C. Buddy Creech, MD, MPH

“Because of this, we want to see whether very small amounts of the vaccine, down to one-tenth the regular dose, administered in a different way, will still generate robust immune responses,” Creech said.

To volunteer for the study at VUMC, send an email to vaccineresearch@vumc.org.

The phase 2 clinical trial (NCT05512949), funded and led by the National Institute of Allergy and Infectious Diseases of the National Institutes of Health, will be conducted at VUMC and seven other sites.

VUMC’s participation is funded through a contract with Frederick National Laboratory for Cancer Research, operated by Leidos Biomedical Research in Frederick, Maryland, which provides scientific support to the NIH.

Nationwide, the study aims to recruit more than 200 healthy adults ages 18 to 50 who have not previously been vaccinated against monkeypox or smallpox.
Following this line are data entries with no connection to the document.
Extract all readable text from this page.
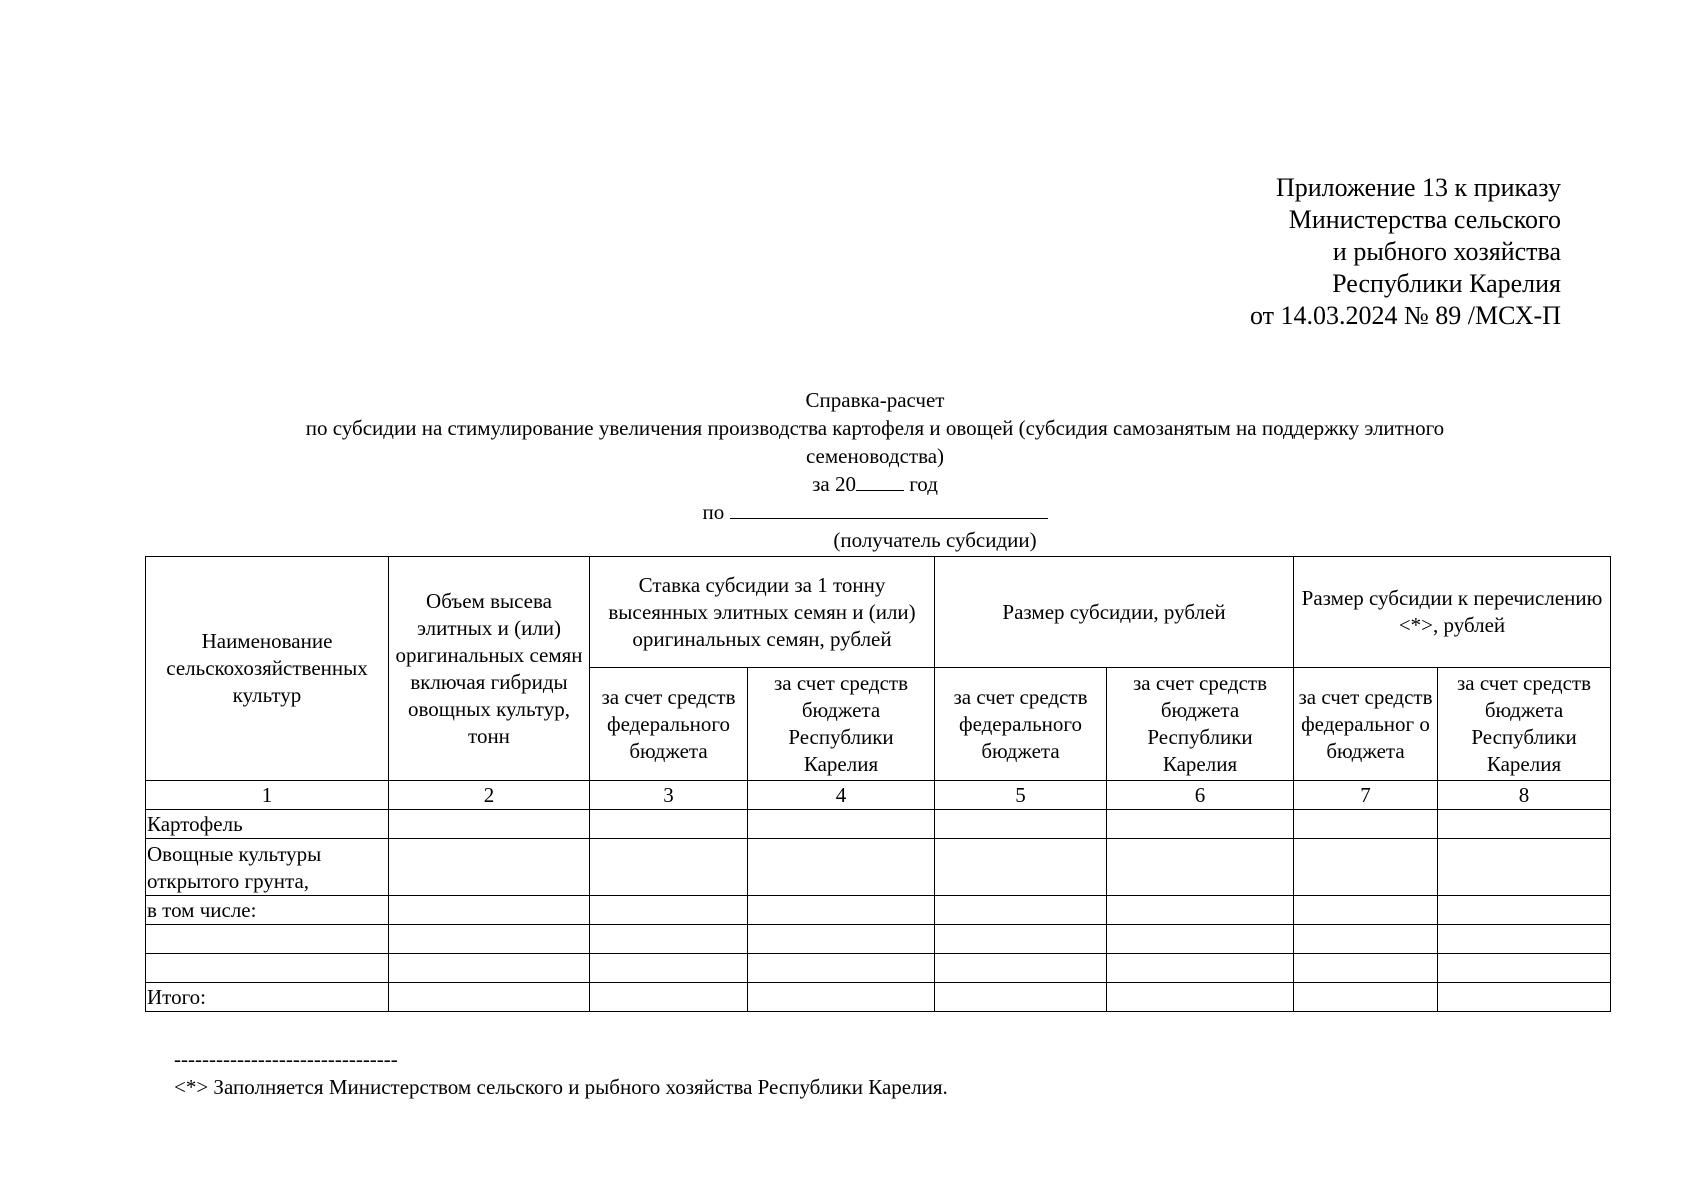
Приложение 13 к приказу
Министерства сельского
и рыбного хозяйства
Республики Карелия
от 14.03.2024 № 89 /МСХ-П
Справка-расчет
по субсидии на стимулирование увеличения производства картофеля и овощей (субсидия самозанятым на поддержку элитного
семеноводства)
за 20 год
по
(получатель субсидии)
Наименование сельскохозяйственных культур	Объем высева элитных и (или) оригинальных семян включая гибриды овощных культур, тонн	Ставка субсидии за 1 тонну высеянных элитных семян и (или) оригинальных семян, рублей		Размер субсидии, рублей		Размер субсидии к перечислению <*>, рублей	
		за счет средств федерального бюджета	за счет средств бюджета Республики Карелия	за счет средств федерального бюджета	за счет средств бюджета Республики Карелия	за счет средств федеральног о бюджета	за счет средств бюджета Республики Карелия
1	2	3	4	5	6	7	8
Картофель							
Овощные культуры открытого грунта,							
в том числе:							

Итого:							
--------------------------------
<*> Заполняется Министерством сельского и рыбного хозяйства Республики Карелия.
It will compare the standard, subcutaneous dose of vaccine injected into the fat tissue under the skin to two smaller, intradermal doses injected between the outer and inner skin layers. One intradermal group will receive one-fifth and another one-tenth of the standard dose.

All study participants will receive two injections, 28 days apart, and will be followed for a year to see how their immunity to the monkeypox virus changes over time.

As of Aug. 29, more than 18,000 confirmed cases of monkeypox had been reported nationwide by the U.S. Centers for Disease Control and Prevention (CDC), including 165 cases in Tennessee.

Though rarely fatal, the monkeypox virus, which is spread readily by close, intimate, often skin-to-skin contact, causes a painful, blistering rash, fever, chills and other symptoms.

Given the rapidly rising number of monkeypox cases in the United States, on Aug. 9 the U.S. Food and Drug Administration (FDA) authorized intradermal injections to stretch the limited supply of the JYNNEOS vaccine, which is made by Denmark-based Bavarian Nordic.

The FDA’s decision was based on a single study in adults, published in 2015, that found intradermal injections of the Bavarian Nordic vaccine, using one-fifth of the standard dose, generated “an equivalent immune response” compared to the standard dose of vaccine given subcutaneously.

VUMC participated in that study. Creech and Kathryn Edwards, MD, the Sarah H. Sell and Cornelius Vanderbilt Endowed Chair in Pediatrics, were co-authors of the paper published in the journal Vaccine.

“VUMC has a long history of responding to outbreaks and pandemics,” noted Creech, who most recently co-led a national trial that established the safety and efficacy of Moderna’s COVID-19 vaccine in children 6 to 11 years old.

Other sites participating in the monkeypox trial include the University of California, San Diego, George Washington University in Washington, D.C., the Emory Vaccine Center in Decatur, Georgia, the NIH Clinical Center in Bethesda, Maryland, Brigham and Women’s Hospital in Boston, Massachusetts, Saint Louis University in Missouri, and Baylor College of Medicine in Houston, Texas.